Original Traceback (most recent call last):
  File "/home/szding/.conda/envs/v2sa2/lib/python3.12/site-packages/torch/utils/data/_utils/worker.py", line 308, in _worker_loop
    data = fetcher.fetch(index)  # type: ignore[possibly-undefined]
           ^^^^^^^^^^^^^^^^^^^^
  File "/home/szding/.conda/envs/v2sa2/lib/python3.12/site-packages/torch/utils/data/_utils/fetch.py", line 54, in fetch
    return self.collate_fn(data)
           ^^^^^^^^^^^^^^^^^^^^^
  File "/home/szding/.conda/envs/v2sa2/lib/python3.12/site-packages/torch/utils/data/_utils/collate.py", line 316, in default_collate
    return collate(batch, collate_fn_map=default_collate_fn_map)

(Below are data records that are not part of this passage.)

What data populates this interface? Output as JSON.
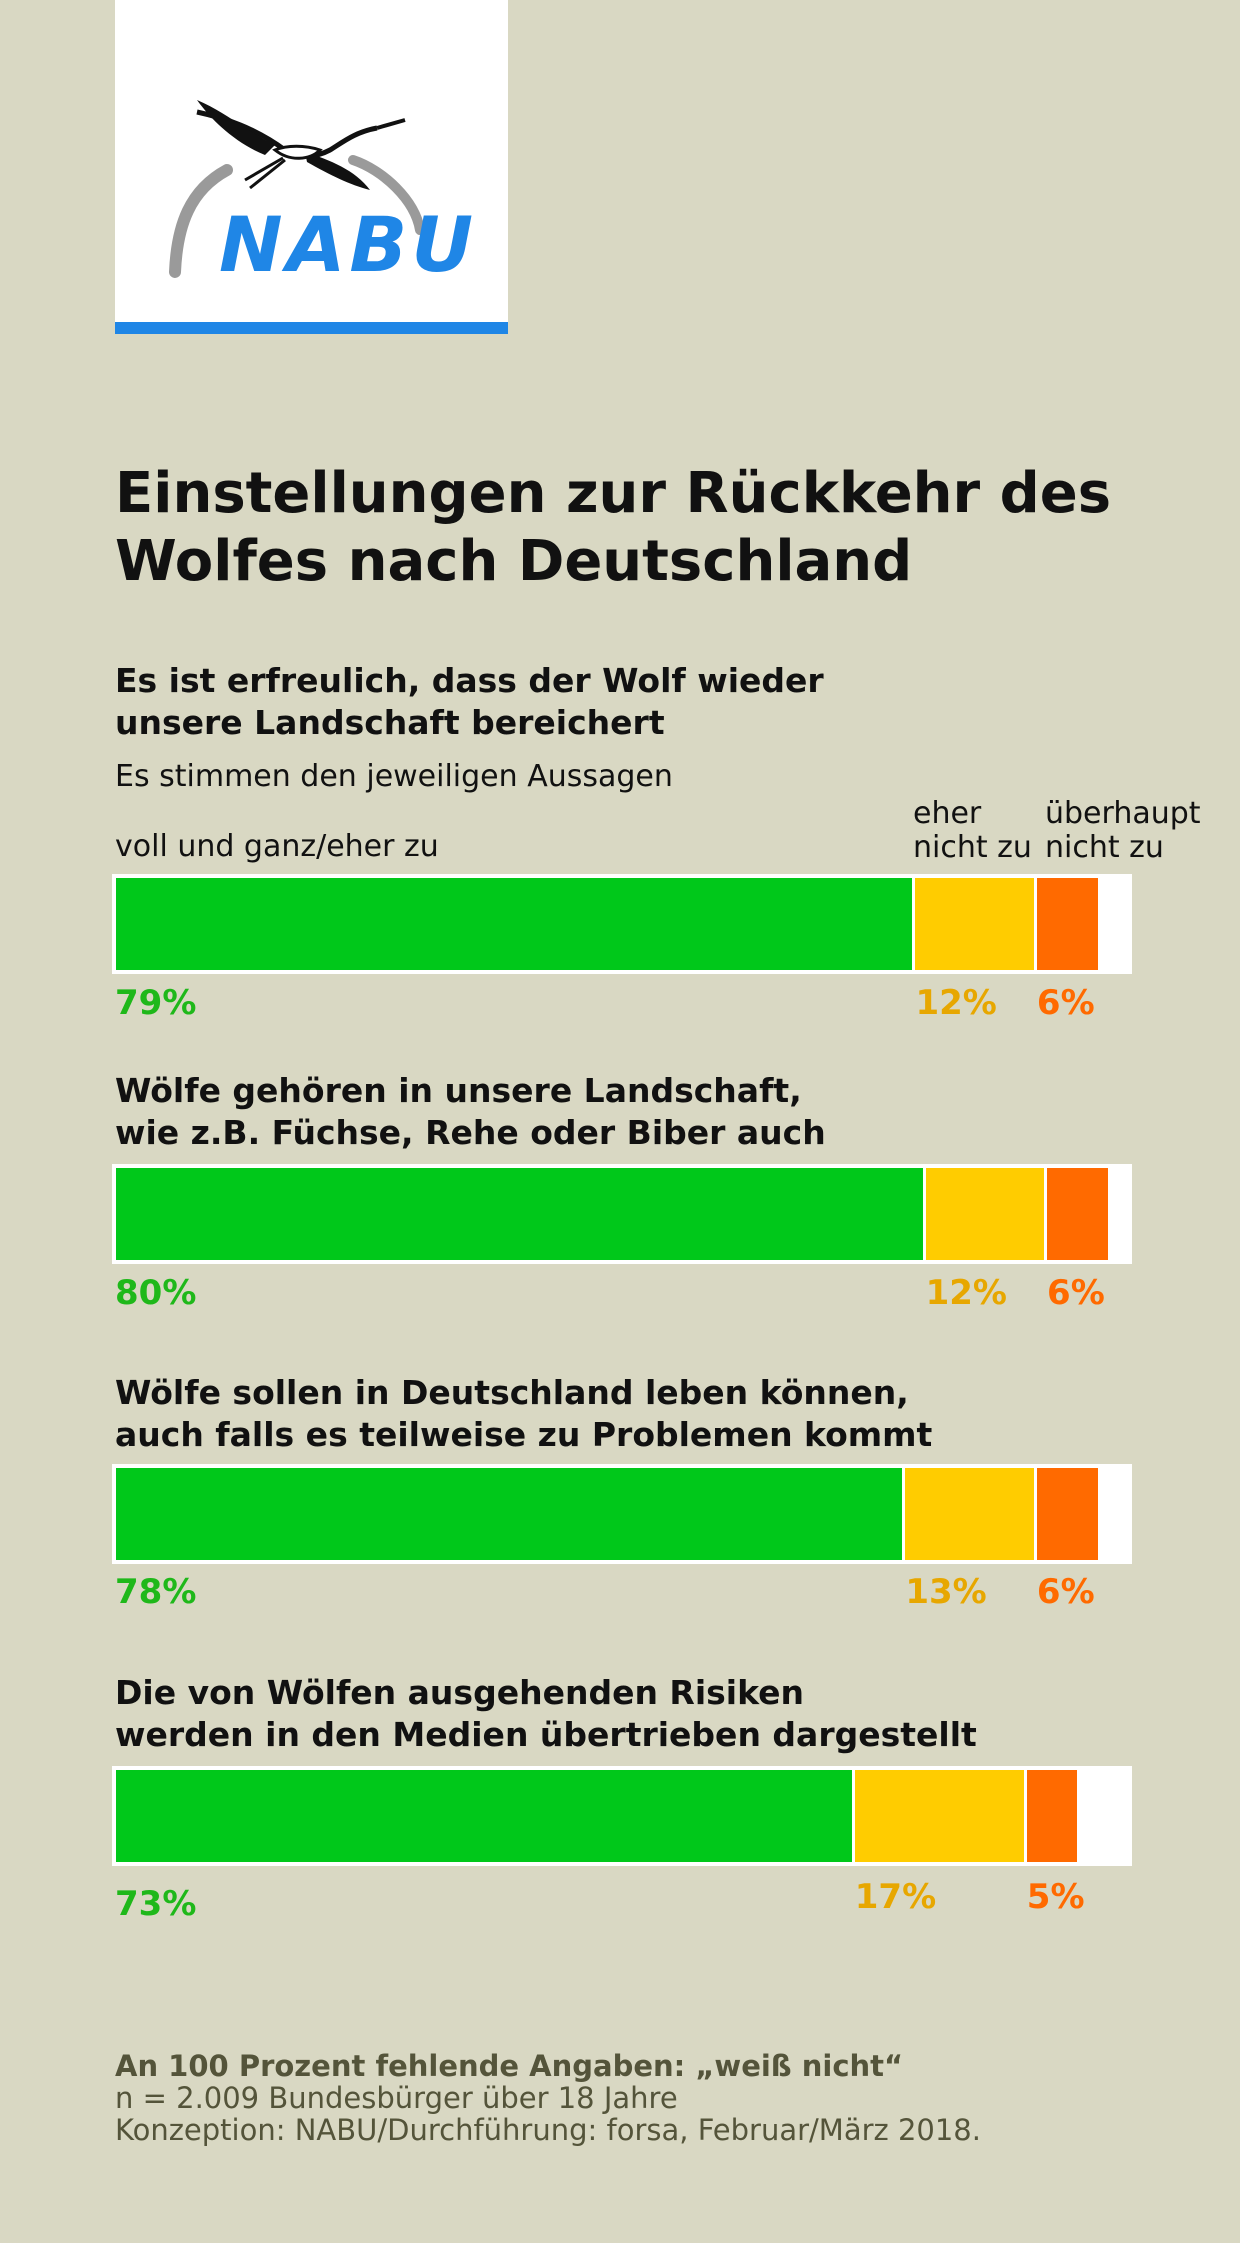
{
  "logo": {
    "text": "NABU"
  },
  "title_lines": [
    "Einstellungen zur Rückkehr des",
    "Wolfes nach Deutschland"
  ],
  "legend": {
    "intro": "Es stimmen den jeweiligen Aussagen",
    "labels": [
      {
        "lines": [
          "voll und ganz/eher zu"
        ]
      },
      {
        "lines": [
          "eher",
          "nicht zu"
        ]
      },
      {
        "lines": [
          "überhaupt",
          "nicht zu"
        ]
      }
    ]
  },
  "colors": {
    "background": "#d9d8c3",
    "agree": "#00c81a",
    "rather_not": "#ffcc00",
    "not_at_all": "#ff6a00",
    "agree_text": "#1fb81a",
    "rather_not_text": "#e7a700",
    "not_at_all_text": "#ff6a00",
    "logo_blue": "#1f86e6"
  },
  "chart_data": {
    "type": "bar",
    "orientation": "horizontal-stacked",
    "series": [
      {
        "name": "voll und ganz/eher zu",
        "values": [
          79,
          80,
          78,
          73
        ]
      },
      {
        "name": "eher nicht zu",
        "values": [
          12,
          12,
          13,
          17
        ]
      },
      {
        "name": "überhaupt nicht zu",
        "values": [
          6,
          6,
          6,
          5
        ]
      }
    ],
    "categories": [
      "Es ist erfreulich, dass der Wolf wieder unsere Landschaft bereichert",
      "Wölfe gehören in unsere Landschaft, wie z.B. Füchse, Rehe oder Biber auch",
      "Wölfe sollen in Deutschland leben können, auch falls es teilweise zu Problemen kommt",
      "Die von Wölfen ausgehenden Risiken werden in den Medien übertrieben dargestellt"
    ],
    "xlim": [
      0,
      100
    ],
    "questions": [
      {
        "lines": [
          "Es ist erfreulich, dass der Wolf wieder",
          "unsere Landschaft bereichert"
        ],
        "labels": [
          "79%",
          "12%",
          "6%"
        ]
      },
      {
        "lines": [
          "Wölfe gehören in unsere Landschaft,",
          "wie z.B. Füchse, Rehe oder Biber auch"
        ],
        "labels": [
          "80%",
          "12%",
          "6%"
        ]
      },
      {
        "lines": [
          "Wölfe sollen in Deutschland leben können,",
          "auch falls es teilweise zu Problemen kommt"
        ],
        "labels": [
          "78%",
          "13%",
          "6%"
        ]
      },
      {
        "lines": [
          "Die von Wölfen ausgehenden Risiken",
          "werden in den Medien übertrieben dargestellt"
        ],
        "labels": [
          "73%",
          "17%",
          "5%"
        ]
      }
    ]
  },
  "footer": {
    "note": "An 100 Prozent fehlende Angaben: „weiß nicht“",
    "sample": "n = 2.009 Bundesbürger über 18 Jahre",
    "source": "Konzeption: NABU/Durchführung: forsa, Februar/März 2018."
  }
}
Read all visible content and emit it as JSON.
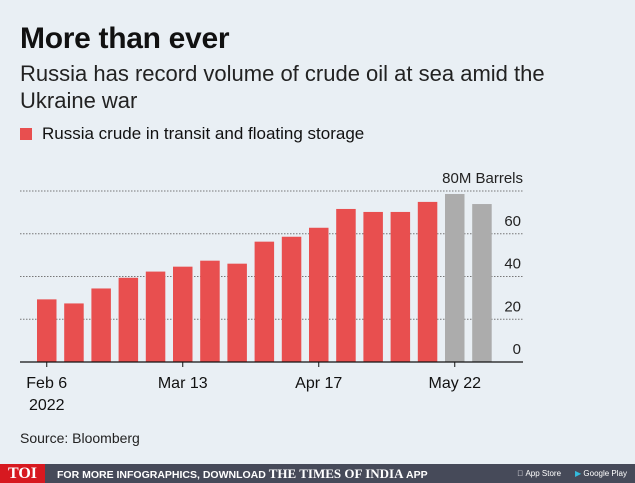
{
  "title": "More than ever",
  "subtitle": "Russia has record volume of crude oil at sea amid the Ukraine war",
  "source": "Source: Bloomberg",
  "footer": {
    "brand": "TOI",
    "text": "FOR MORE INFOGRAPHICS, DOWNLOAD",
    "paper": "THE TIMES OF INDIA",
    "app": "APP",
    "app_store": "App Store",
    "google_play": "Google Play"
  },
  "chart_data": {
    "type": "bar",
    "legend": [
      "Russia crude in transit and floating storage"
    ],
    "unit_label": "80M Barrels",
    "yticks": [
      "0",
      "20",
      "40",
      "60"
    ],
    "ylim": [
      0,
      80
    ],
    "xtick_labels": [
      {
        "index": 0,
        "label": "Feb 6",
        "sub": "2022"
      },
      {
        "index": 5,
        "label": "Mar 13"
      },
      {
        "index": 10,
        "label": "Apr 17"
      },
      {
        "index": 15,
        "label": "May 22"
      }
    ],
    "values": [
      29.3,
      27.4,
      34.4,
      39.4,
      42.3,
      44.6,
      47.4,
      46,
      56.3,
      58.6,
      62.8,
      71.6,
      70.2,
      70.2,
      74.9,
      78.6,
      73.9
    ],
    "highlight_gray_from": 15,
    "colors": {
      "main": "#e84f4f",
      "gray": "#acacac"
    }
  }
}
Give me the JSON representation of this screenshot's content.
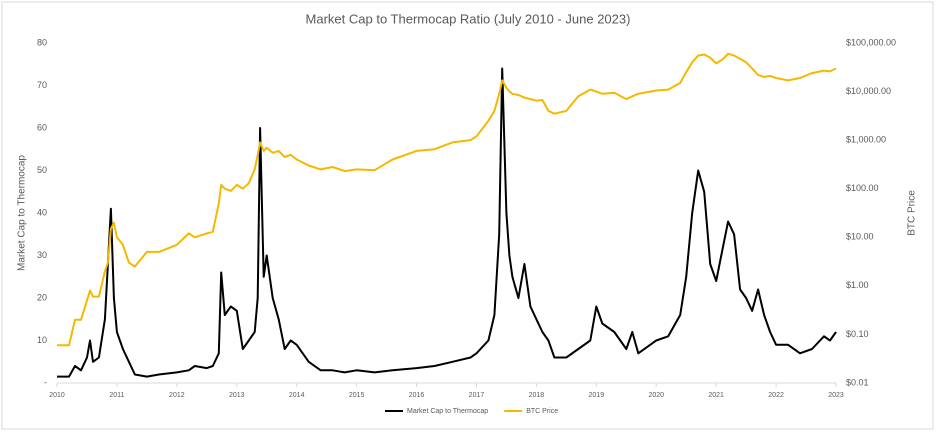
{
  "chart_data": {
    "type": "line",
    "title": "Market Cap to Thermocap Ratio (July 2010 - June 2023)",
    "y_label": "Market Cap to Thermocap",
    "y2_label": "BTC Price",
    "x": [
      2010.0,
      2010.2,
      2010.3,
      2010.4,
      2010.5,
      2010.55,
      2010.6,
      2010.7,
      2010.8,
      2010.85,
      2010.9,
      2010.95,
      2011.0,
      2011.1,
      2011.2,
      2011.3,
      2011.5,
      2011.7,
      2012.0,
      2012.2,
      2012.3,
      2012.5,
      2012.6,
      2012.7,
      2012.74,
      2012.8,
      2012.9,
      2013.0,
      2013.1,
      2013.2,
      2013.3,
      2013.35,
      2013.39,
      2013.45,
      2013.5,
      2013.6,
      2013.7,
      2013.8,
      2013.9,
      2014.0,
      2014.2,
      2014.4,
      2014.6,
      2014.8,
      2015.0,
      2015.3,
      2015.6,
      2016.0,
      2016.3,
      2016.6,
      2016.9,
      2017.0,
      2017.2,
      2017.3,
      2017.38,
      2017.43,
      2017.5,
      2017.55,
      2017.6,
      2017.7,
      2017.8,
      2017.9,
      2018.0,
      2018.1,
      2018.2,
      2018.3,
      2018.5,
      2018.7,
      2018.9,
      2019.0,
      2019.1,
      2019.3,
      2019.5,
      2019.6,
      2019.7,
      2019.9,
      2020.0,
      2020.2,
      2020.4,
      2020.5,
      2020.6,
      2020.7,
      2020.8,
      2020.9,
      2021.0,
      2021.1,
      2021.2,
      2021.3,
      2021.4,
      2021.5,
      2021.6,
      2021.7,
      2021.8,
      2021.9,
      2022.0,
      2022.2,
      2022.4,
      2022.6,
      2022.8,
      2022.9,
      2023.0
    ],
    "series": [
      {
        "name": "Market Cap to Thermocap",
        "color": "#000000",
        "values": [
          1.5,
          1.5,
          4,
          3,
          6,
          10,
          5,
          6,
          15,
          28,
          41,
          20,
          12,
          8,
          5,
          2,
          1.5,
          2,
          2.5,
          3,
          4,
          3.5,
          4,
          7,
          26,
          16,
          18,
          17,
          8,
          10,
          12,
          20,
          60,
          25,
          30,
          20,
          15,
          8,
          10,
          9,
          5,
          3,
          3,
          2.5,
          3,
          2.5,
          3,
          3.5,
          4,
          5,
          6,
          7,
          10,
          16,
          35,
          74,
          40,
          30,
          25,
          20,
          28,
          18,
          15,
          12,
          10,
          6,
          6,
          8,
          10,
          18,
          14,
          12,
          8,
          12,
          7,
          9,
          10,
          11,
          16,
          25,
          40,
          50,
          45,
          28,
          24,
          31,
          38,
          35,
          22,
          20,
          17,
          22,
          16,
          12,
          9,
          9,
          7,
          8,
          11,
          10,
          12
        ]
      },
      {
        "name": "BTC Price",
        "color": "#f5b800",
        "axis": "y2",
        "values": [
          0.06,
          0.06,
          0.2,
          0.2,
          0.5,
          0.8,
          0.6,
          0.6,
          2,
          3,
          15,
          20,
          10,
          7,
          3,
          2.5,
          5,
          5,
          7,
          12,
          10,
          12,
          13,
          50,
          120,
          100,
          90,
          120,
          100,
          130,
          250,
          500,
          900,
          600,
          700,
          550,
          600,
          450,
          500,
          400,
          300,
          250,
          280,
          230,
          250,
          240,
          400,
          600,
          650,
          900,
          1000,
          1200,
          2500,
          4000,
          9000,
          17000,
          12000,
          10000,
          9000,
          8500,
          7500,
          7000,
          6500,
          6700,
          4000,
          3500,
          4000,
          8000,
          11000,
          10000,
          9000,
          9500,
          7000,
          8000,
          9000,
          10000,
          10500,
          11000,
          15000,
          25000,
          40000,
          55000,
          58000,
          50000,
          38000,
          45000,
          60000,
          55000,
          47000,
          40000,
          30000,
          22000,
          20000,
          21000,
          19000,
          17000,
          19000,
          24000,
          27000,
          26000,
          30000
        ]
      }
    ],
    "xlim": [
      2010,
      2023
    ],
    "xticks": [
      2010,
      2011,
      2012,
      2013,
      2014,
      2015,
      2016,
      2017,
      2018,
      2019,
      2020,
      2021,
      2022,
      2023
    ],
    "ylim": [
      0,
      80
    ],
    "yticks": [
      {
        "value": 0,
        "label": "-"
      },
      10,
      20,
      30,
      40,
      50,
      60,
      70,
      80
    ],
    "y2lim": [
      0.01,
      100000
    ],
    "y2log": true,
    "y2ticks": [
      {
        "value": 0.01,
        "label": "$0.01"
      },
      {
        "value": 0.1,
        "label": "$0.10"
      },
      {
        "value": 1,
        "label": "$1.00"
      },
      {
        "value": 10,
        "label": "$10.00"
      },
      {
        "value": 100,
        "label": "$100.00"
      },
      {
        "value": 1000,
        "label": "$1,000.00"
      },
      {
        "value": 10000,
        "label": "$10,000.00"
      },
      {
        "value": 100000,
        "label": "$100,000.00"
      }
    ],
    "legend": "bottom"
  }
}
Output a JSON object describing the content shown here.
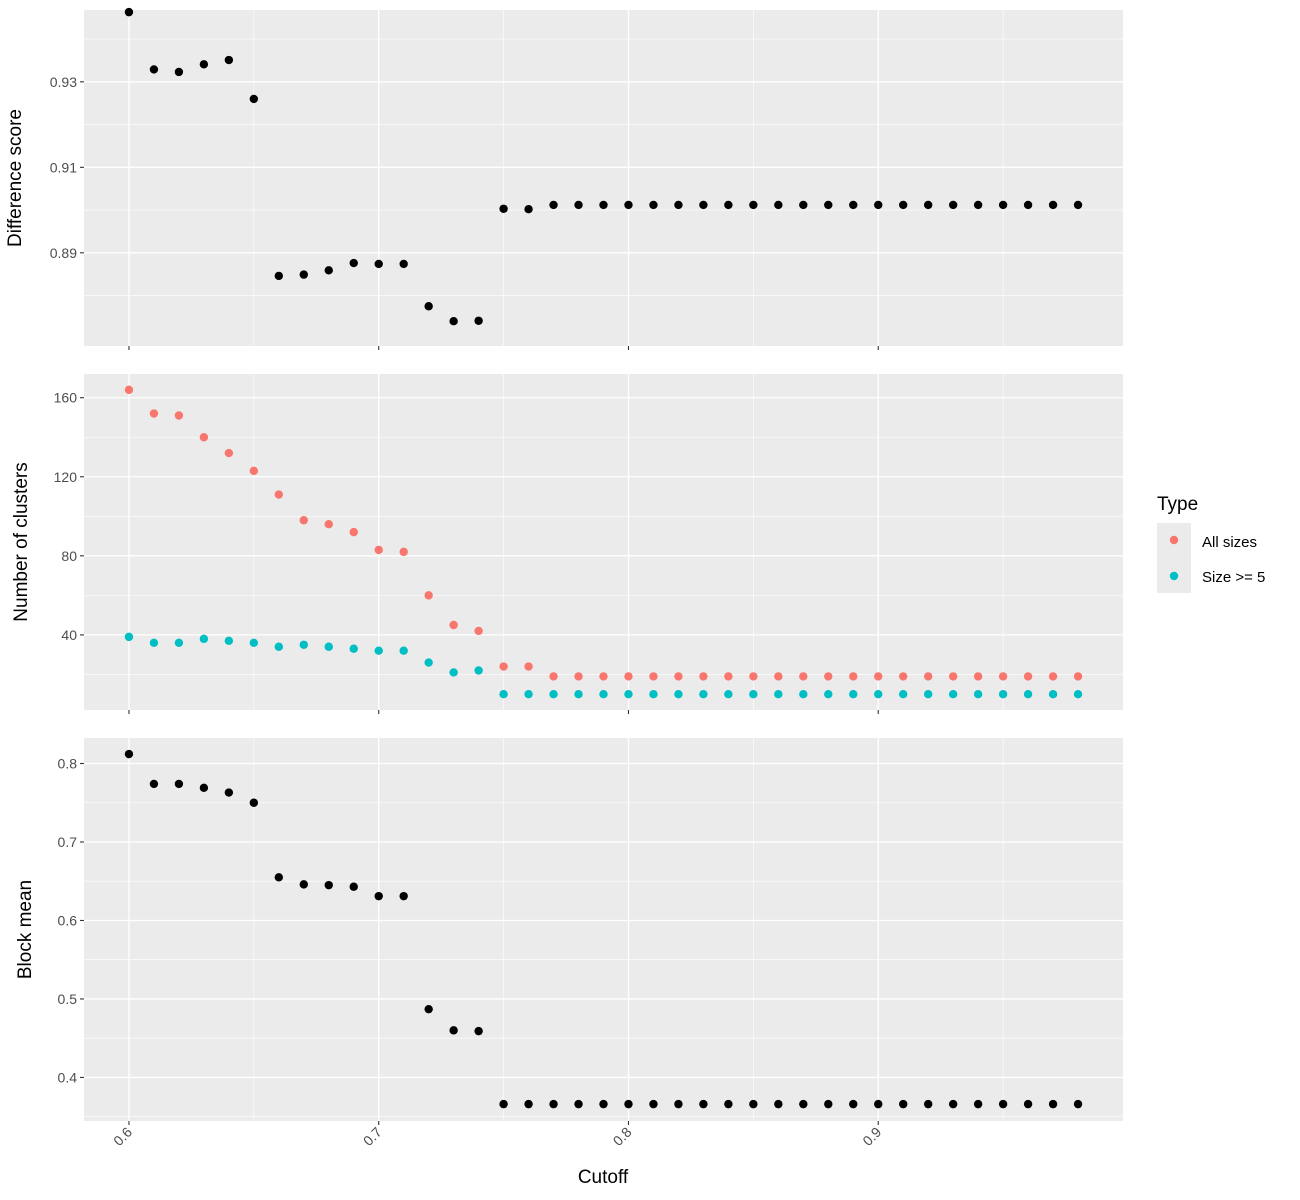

           ^^^^^^^^^^^^^^^^^^^^^^^^^^^^^^^^^^^^^^^^^^^^^^^^^^^^^
  File "/home/szding/.conda/envs/v2sa2/lib/python3.12/site-packages/torch/utils/data/_utils/collate.py", line 154, in collate
    clone.update({key: collate([d[key] for d in batch], collate_fn_map=collate_fn_map) for key in elem})
                       ^^^^^^^^^^^^^^^^^^^^^^^^^^^^^^^^^^^^^^^^^^^^^^^^^^^^^^^^^^^^^^^
  File "/home/szding/.conda/envs/v2sa2/lib/python3.12/site-packages/torch/utils/data/_utils/collate.py", line 141, in collate
    return collate_fn_map[elem_type](batch, collate_fn_map=collate_fn_map)
           ^^^^^^^^^^^^^^^^^^^^^^^^^^^^^^^^^^^^^^^^^^^^^^^^^^^^^^^^^^^^^^^
  File "/home/szding/.conda/envs/v2sa2/lib/python3.12/site-packages/torch/utils/data/_utils/collate.py", line 213, in collate_tensor_fn
    return torch.stack(batch, 0, out=out)
           ^^^^^^^^^^^^^^^^^^^^^^^^^^^^^^
RuntimeError: Expected all tensors to be on the same device, but found at least two devices, cpu and cuda:0! (when checking argument for argument tensors in method wrapper_CUDA_cat_out_out)

And I checked after loading the file with pickle, the location of the data is on CPU. I thought it will be automatically mapped to cuda, now what should I do? Thanks!